The other answers are correct about why the error happens at the template definition rather than the instantiation.

I need an error to be thrown when trying to instantiate something like `more_than_99 <0> x;' on the line where I try to instantiate it. Something like "hey, this type doesn't exist".

How about something like this?

template <unsigned int N, bool B = (N>=100)>
struct more_than_99;

template <unsigned int N>
struct more_than_99<N,true>
{};

int main()
{
    more_than_99 <0> c; // error: implicit instantiation of undefined template 'more_than_99<0, false>'
}

To make it a bit more robust, and to attempt to prevent accidentally instantiating more_than_99<0,true>, this also works (C++11):

template <unsigned int N, bool B>
struct _impl_more_than_99;

template <unsigned int N>
struct _impl_more_than_99<N,true>
{};

template <unsigned int N>
using more_than_99 = _impl_more_than_99<N, (N>=100)>;

int main()
{
    more_than_99 <0> c; // error: implicit instantiation of undefined template '_impl_more_than_99<0, false>'
}

Although the error message references the _impl_ type.
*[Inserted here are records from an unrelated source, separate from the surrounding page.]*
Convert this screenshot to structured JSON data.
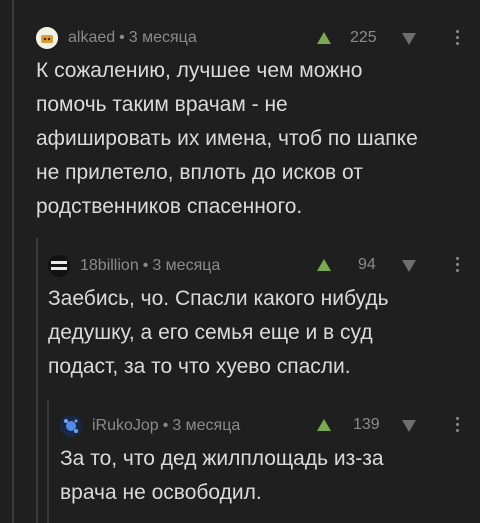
{
  "comments": [
    {
      "username": "alkaed",
      "time": "3 месяца",
      "rating": "225",
      "text": "К сожалению, лучшее чем можно\nпомочь таким врачам - не\nафишировать их имена, чтоб по шапке\nне прилетело, вплоть до исков от\nродственников спасенного."
    },
    {
      "username": "18billion",
      "time": "3 месяца",
      "rating": "94",
      "text": "Заебись, чо. Спасли какого нибудь\nдедушку, а его семья еще и в суд\nподаст, за то что хуево спасли."
    },
    {
      "username": "iRukoJop",
      "time": "3 месяца",
      "rating": "139",
      "text": "За то, что дед жилплощадь из-за\nврача не освободил."
    }
  ],
  "separator": "•",
  "colors": {
    "background": "#1f1f1f",
    "upvote": "#7aa94f",
    "meta": "#8a8a8a",
    "text": "#dadada"
  }
}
You could hide the _impl_ in a detail namespace or something, and just document the more_than_99 alias as if it were the actual type.
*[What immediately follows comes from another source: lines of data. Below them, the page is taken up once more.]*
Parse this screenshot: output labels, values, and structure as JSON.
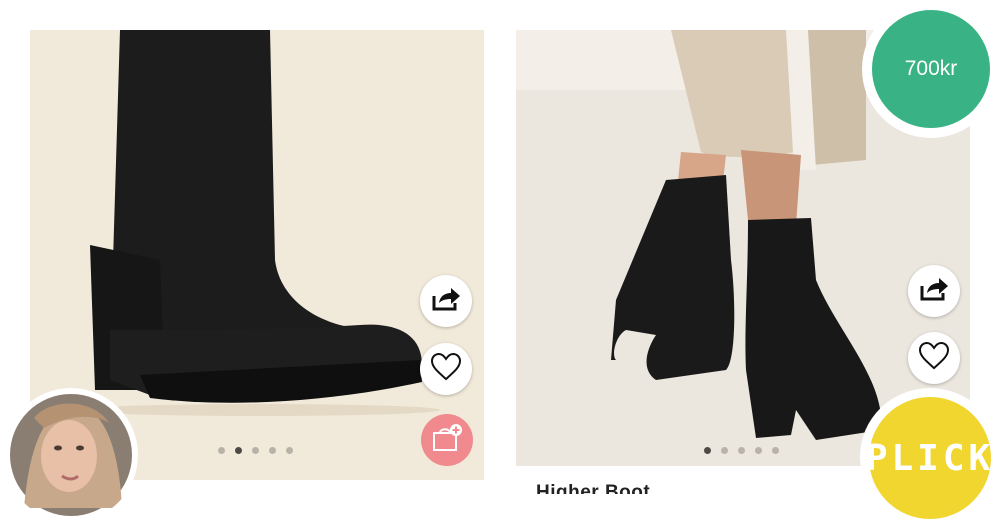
{
  "products": [
    {
      "image_icon": "knee-high-sock-boot-photo",
      "carousel": {
        "count": 5,
        "active": 2
      }
    },
    {
      "image_icon": "ankle-sock-boot-photo",
      "carousel": {
        "count": 5,
        "active": 1
      },
      "title": "Higher Boot"
    }
  ],
  "price_badge": {
    "text": "700kr",
    "color": "#39b385"
  },
  "plick_button": {
    "label": "PLICK",
    "color": "#f2d630"
  },
  "actions": {
    "share_icon": "share-icon",
    "like_icon": "heart-icon",
    "bag_icon": "add-to-bag-icon",
    "bag_color": "#f08a8e"
  },
  "seller": {
    "avatar_icon": "seller-avatar"
  }
}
However, you will not be able to prevent malicious instantiation of _impl_more_than_99<0,true>.

Answer 3

N is not a dependent non-type template parameter; [temp.dep.temp]/p2

A non-type template-argument is dependent if its type is dependent or the constant expression it specifies is value-dependent.

Therefore instead of a substitution failure occurring, the error is emitted directly from the ill-formed code.

Answer 4

enable_if makes sense if you have a class specialization (or a function overload). It is used to choose between one implementation and another depending on a template parameter, not to trigger an error if the condition is not met.

The idea is "enable this specialization if the condition is met, otherwise fall back to the non-specialized version".

In your case, you probably want something like this:

#include <iostream>
#include <type_traits>

using namespace std;

template<unsigned int N, typename = void >
struct more_than_99
{
    // Implementation if N <= 99
    enum { value = false };
};

template <unsigned int N> 
struct more_than_99<N, typename enable_if <N >= 100> :: type>
{
    // Implementation if N >= 100
    enum { value = true };
};

int main()
{
    cout << more_than_99 <0>::value << endl; //false
    cout << more_than_99 <100>::value << endl; //true
}